Following Sunday’s front-page story at The New York Times that sought to cast Donald Trump as an aggressive and obnoxious pursuer of women, the presumptive Republican presidential nominee quickly deployed a countering media and narrative strategy.
Deriding the left-wing newspaper on Twitter, Trump also pointed to a Monday morning interview with Rowanne Brewer Lane - a former girlfriend of the New York City billionaire - on Fox & Friends.
Featured prominently in The New York Times article, Lane said her statements were “spun” by The Grey Lady to misrepresent her relationship with Trump as a “negative experience.”

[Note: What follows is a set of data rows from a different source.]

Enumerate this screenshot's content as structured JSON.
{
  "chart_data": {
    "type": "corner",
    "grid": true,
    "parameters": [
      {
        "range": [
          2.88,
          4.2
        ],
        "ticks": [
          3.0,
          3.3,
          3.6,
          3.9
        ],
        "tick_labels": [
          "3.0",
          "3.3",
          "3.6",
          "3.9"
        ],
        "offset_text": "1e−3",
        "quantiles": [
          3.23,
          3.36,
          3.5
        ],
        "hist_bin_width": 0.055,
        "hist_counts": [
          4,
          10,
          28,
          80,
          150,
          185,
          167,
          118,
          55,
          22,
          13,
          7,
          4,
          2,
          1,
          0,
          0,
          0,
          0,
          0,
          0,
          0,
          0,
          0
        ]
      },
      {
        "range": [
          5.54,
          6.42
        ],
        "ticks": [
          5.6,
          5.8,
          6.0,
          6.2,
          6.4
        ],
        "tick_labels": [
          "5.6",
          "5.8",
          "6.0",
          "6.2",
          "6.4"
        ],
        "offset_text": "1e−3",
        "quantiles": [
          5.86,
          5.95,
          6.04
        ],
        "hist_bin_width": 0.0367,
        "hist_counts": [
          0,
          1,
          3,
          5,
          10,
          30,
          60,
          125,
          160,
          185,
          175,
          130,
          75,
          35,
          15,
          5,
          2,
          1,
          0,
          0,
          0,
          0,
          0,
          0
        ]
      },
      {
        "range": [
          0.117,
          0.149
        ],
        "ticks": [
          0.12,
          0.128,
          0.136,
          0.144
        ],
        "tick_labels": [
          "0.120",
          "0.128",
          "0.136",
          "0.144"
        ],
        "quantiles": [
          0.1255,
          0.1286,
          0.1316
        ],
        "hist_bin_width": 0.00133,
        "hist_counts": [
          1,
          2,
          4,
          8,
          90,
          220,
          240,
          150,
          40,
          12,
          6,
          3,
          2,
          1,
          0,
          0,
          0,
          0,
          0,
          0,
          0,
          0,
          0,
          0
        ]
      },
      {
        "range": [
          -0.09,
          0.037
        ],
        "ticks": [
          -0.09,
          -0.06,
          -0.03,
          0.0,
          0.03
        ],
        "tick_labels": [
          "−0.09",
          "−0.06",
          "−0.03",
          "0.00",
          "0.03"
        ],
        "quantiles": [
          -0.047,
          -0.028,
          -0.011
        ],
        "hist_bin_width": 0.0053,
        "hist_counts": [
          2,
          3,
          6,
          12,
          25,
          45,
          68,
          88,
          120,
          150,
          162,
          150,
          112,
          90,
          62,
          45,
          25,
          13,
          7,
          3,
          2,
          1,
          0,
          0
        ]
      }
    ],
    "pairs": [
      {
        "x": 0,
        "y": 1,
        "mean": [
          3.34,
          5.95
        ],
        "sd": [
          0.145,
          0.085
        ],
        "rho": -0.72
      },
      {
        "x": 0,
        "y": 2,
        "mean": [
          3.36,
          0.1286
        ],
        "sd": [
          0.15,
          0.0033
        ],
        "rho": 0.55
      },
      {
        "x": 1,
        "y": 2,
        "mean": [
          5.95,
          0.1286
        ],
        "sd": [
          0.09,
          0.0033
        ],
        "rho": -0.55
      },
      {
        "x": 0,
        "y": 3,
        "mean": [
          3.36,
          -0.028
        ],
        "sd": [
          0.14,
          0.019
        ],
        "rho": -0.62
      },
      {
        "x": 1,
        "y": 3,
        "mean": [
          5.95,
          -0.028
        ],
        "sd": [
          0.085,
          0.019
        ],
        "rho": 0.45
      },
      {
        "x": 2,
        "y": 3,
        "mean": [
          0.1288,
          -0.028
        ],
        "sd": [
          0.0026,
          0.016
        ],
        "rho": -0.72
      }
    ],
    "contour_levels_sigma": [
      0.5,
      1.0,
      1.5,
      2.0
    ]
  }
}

Shortly after the above-mentioned interview, left-wing CNN’s Brian Stelter said Donald Trump called into his network’s New Day control room in order to ensure that CNN staff had seen it.
Lane went on to do three more interviews on Monday morning, rejecting the innuendo of The New York Times article and its attempt to advance the leftist “War on Women” narrative for Hillary Clinton’s benefit.
Pushing back by defending their journalistic bona fides, the two reporters from The New York Times - Michael Barbaro and Megan Twohey - also took to television news, speaking with left-wing CBS. Barbaro and Twohey concluded that Trump's "attitudes towards women" are complex and paradoxical, despite the headline and lede of their article implying otherwise.
CNN's media analyst Dylan Byers assessed that Trump had "reset" the narrative.
Political observers may be witnessing an evolution in Trump’s rapid response media strategy.